AI assistant
Libertystream Infrastructure Partners — Capital/Financing Update 2021
May 11, 2021
44404_rns_2021-05-10_7ebdd66e-477a-4399-a607-4fb56c9daeea.pdf
Capital/Financing Update
Open in viewerOpens in your device viewer
FORM 51-102F3 MATERIAL CHANGE REPORT
1. Name and Address of Company
Allied Copper Corp. (formerly, Gold Rush Cariboo Corp.) (the “ Company ”) 217 Queen Street, Suite 401 Toronto, ON M5V 0R2
2. Date of Material Change
April 29, 2021
3. News Release
A press release disclosing the material change was released on April 29, 2021, through the facilities of Newsfile Corp.
4. Summary of Material Change
On April 29, 2021 the Company has closed its non-brokered private placement of units (the “ Offering ”) through the issuance of 8,333,333 units (each, a “ Unit ”) at a price of $0.30 per Units for the gross proceeds of $2,500,00.
5. Full Description of Material Change
Pursuant to the Offering, the Company issued 8,333,333 Units at a price of $0.30 per Unit for gross proceeds of $2,500,000.
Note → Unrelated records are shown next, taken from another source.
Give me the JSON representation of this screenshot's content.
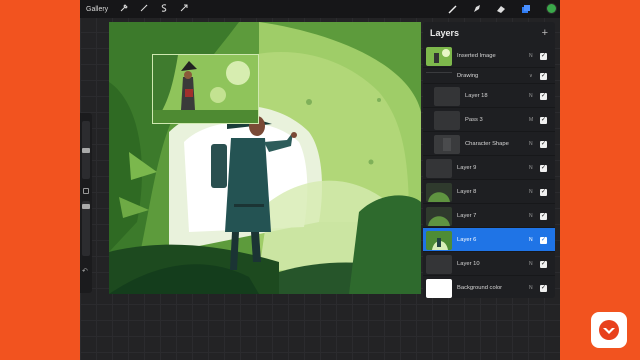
{
  "topbar": {
    "gallery_label": "Gallery",
    "left_tools": [
      "wrench-icon",
      "magic-wand-icon",
      "selection-icon",
      "transform-arrow-icon"
    ],
    "right_tools": [
      "brush-icon",
      "smudge-icon",
      "eraser-icon",
      "layers-icon"
    ],
    "active_color": "#3aa84a",
    "layers_accent": "#2f7bf2"
  },
  "layers_panel": {
    "title": "Layers",
    "add_label": "+",
    "selected_accent": "#1f74e6",
    "layers": [
      {
        "name": "Inserted Image",
        "mode": "N",
        "visible": true,
        "indent": false,
        "type": "image"
      },
      {
        "name": "Drawing",
        "mode": "∨",
        "visible": true,
        "indent": false,
        "type": "group"
      },
      {
        "name": "Layer 18",
        "mode": "N",
        "visible": true,
        "indent": true,
        "type": "dark"
      },
      {
        "name": "Pass 3",
        "mode": "M",
        "visible": true,
        "indent": true,
        "type": "dark"
      },
      {
        "name": "Character Shape",
        "mode": "N",
        "visible": true,
        "indent": true,
        "type": "checker"
      },
      {
        "name": "Layer 9",
        "mode": "N",
        "visible": true,
        "indent": false,
        "type": "dark"
      },
      {
        "name": "Layer 8",
        "mode": "N",
        "visible": true,
        "indent": false,
        "type": "arch"
      },
      {
        "name": "Layer 7",
        "mode": "N",
        "visible": true,
        "indent": false,
        "type": "arch"
      },
      {
        "name": "Layer 6",
        "mode": "N",
        "visible": true,
        "indent": false,
        "type": "scene",
        "selected": true
      },
      {
        "name": "Layer 10",
        "mode": "N",
        "visible": true,
        "indent": false,
        "type": "dark"
      },
      {
        "name": "Background color",
        "mode": "N",
        "visible": true,
        "indent": false,
        "type": "white"
      }
    ]
  },
  "canvas": {
    "background": "#4e8c36"
  },
  "sidebar": {
    "undo_icon": "undo-icon",
    "modify_icon": "square-icon"
  },
  "brand": {
    "logo": "domestika-logo-icon",
    "brand_color": "#e8401c"
  },
  "check_glyph": "✓"
}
Each Unit consisted of one common share of the Company (a “ Common Share ”) and one-half of one Common Share purchase warrant of the Company (each a whole warrant, “ Warrant ”). Each Warrant entitle the holder to purchase one Common Share at an exercise price of $0.45 per Common Share until April 29, 2023 (the “ Warrant Term ”) provided however, that should the closing price at which the Common Share trade on the TSX Venture Exchange (or any such other stock exchange in Canada as the Common Shares may trade at the applicable time) exceed CDN$0.90 for 20 consecutive trading days at any time following the April 29, 2021, the Company may accelerate the Warrant Term (the “ Reduced Warrant Term ”) such that the Warrants shall expire on the ate which is 30 business days following the date a press release is issued by the Company announcing the Reduced Warrant Term.
In connection with the Offering, the Company paid certain eligible persons (each, a “ Finder ”): (i) a cash commission in aggregate of $16,380; and (ii) an aggregate of 54,600 broker warrants (each, a “ Broker Warrant ”). Each Broker Warrant is exercisable into Common Shares at a price of $0.45 per Common Share until April 29, 2023.
All securities issued pursuant to the Offering will be subject to a statutory hold period of four month plus a day from the date of issuance in accordance with applicable securities legislation. The closing of the Offering is subject to certain conditions including, but not limited to, the receipt of all necessary regulatory and other approvals, including the approval of the TSX Venture Exchange.
This material change report does not constitute an offer to sell or a solicitation of an offer to buy any of the securities in the United States. The securities have not been and will not be registered under the United States Securities Act of 1933, as amended (the “ U.S. Securities Act ”) or any
state securities laws and may not be offered or sold within the United States or to U.S. Persons as defined under applicable United States securities laws unless registered under the U.S. Securities Act and applicable state securities laws or an exemption from such registration is available.
6. Reliance on subsection 7.1(2) of National Instrument 51-102
The report is not being filed on a confidential basis.
7. Omitted Information
No significant facts have been omitted from this Material Change Report.
8. Executive Officer
For further information, contact David Robinson, Chief Financial Officer of the Company at [email protected].
9. Date of Report
This report is dated at Toronto, this 10[th] day of May, 2021.
Cautionary Statement Regarding Forward-Looking Information
Neither the TSX Venture Exchange nor its Regulation Services Provider (as that term is defined in the policies of the TSX Venture Exchange) accepts responsibility for the adequacy or accuracy of this release.
This material change report contains certain “forward-looking information” within the meaning of applicable securities laws. Forward looking information is frequently characterized by words such as “plan”, “expect”, “project”, “intend”, “believe”, “anticipate”, “estimate”, “may”, “will”, “would”, “potential”, “proposed” and other similar words, or statements that certain events or conditions “may” or “will” occur. These statements are only predictions. Forwardlooking information is based on the opinions and estimates of management at the date the information is provided, and is subject to a variety of risks and uncertainties and other factors that could cause actual events or results to differ materially from those projected in the forwardlooking information. For a description of the risks and uncertainties facing the Company and its business and affairs, readers should refer to the Company’s Management’s Discussion and Analysis. The Company undertakes no obligation to update forward-looking information if circumstances or management’s estimates or opinions should change, unless required by law. The reader is cautioned not to place undue reliance on forward-looking information.